Castelforte / Lavoratori in nero, sospeso uno stabilimento termale a Suio

CASTELFORTE – Sono in tutto cinquanta le posizioni lavoristiche irregolari oltre ad un quadro di assoluta estraneità agli obblighi fiscali e contributivi imposti dalla normativa di settore. È l’esito dell’Operazione “All Black” condotta dai Finanzieri del Comando Provinciale di Latina, che ha consentito l’individuazione di 22 lavoratori in nero, la sospensione temporanea di un’attività operante in Castelforte nel settore degli stabilimenti idropinici e termali e l’elevazione di sanzioni amministrative per 145 mila euro nei confronti dei responsabili.

Personale delle Fiamme Gialle pontine ha accertato gravi e reiterate violazioni alla legislazione sul lavoro perpetrate da un imprenditore formiano, residente a Minturno allo scopo ultimo di ottenere un indebito vantaggio contributivo e fiscale. A farne le spese circa cinquanta persone residenti tra i Comuni di Minturno, Cassino, Castelforte, Formia, Santi Cosma e Damiano, Gaeta e Sessa Aurunca, prive di una reale tutela assicurativa ed assistenziale e nella maggior parte dei casi completamente sconosciute agli organi di previdenza sociale. I loro nominativi sono emersi dalle agende, taccuini e dalla ulteriore documentazione extra-contabile acquisita a seguito delle ispezioni svolte contestualmente presso le sedi di tre soggetti giuridici operanti quali strutture ricettive, di ristorazione e di stabilimento idrotermale tra i Comuni di Formia e Castelforte.

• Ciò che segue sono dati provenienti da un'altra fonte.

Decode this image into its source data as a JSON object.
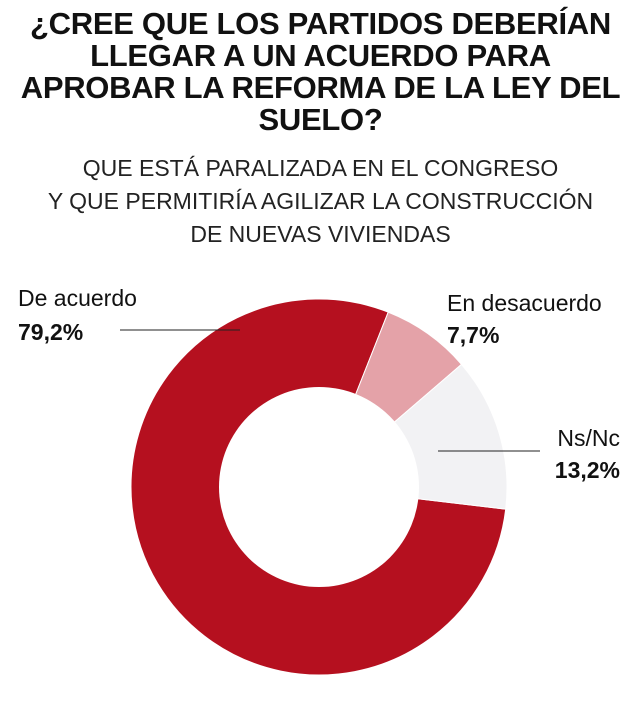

Società intestate a prestanome ma riconducibili a un unico soggetto che oltre ad impiegare maestranze completamente in “nero”, avvalendosi del personale di società intestate a terzi, ma di fatto a lui riconducibili, corrispondeva retribuzioni in totale assenza di tracciabilità anche per prestazioni straordinarie non documentate in modo da essere sollevato da obblighi previdenziali ed assistenziali. Oltre a denunciare lui, segnalato all’autorità giudiziaria uno dei lavoratori in nero che percepiva il reddito di cittadinanza.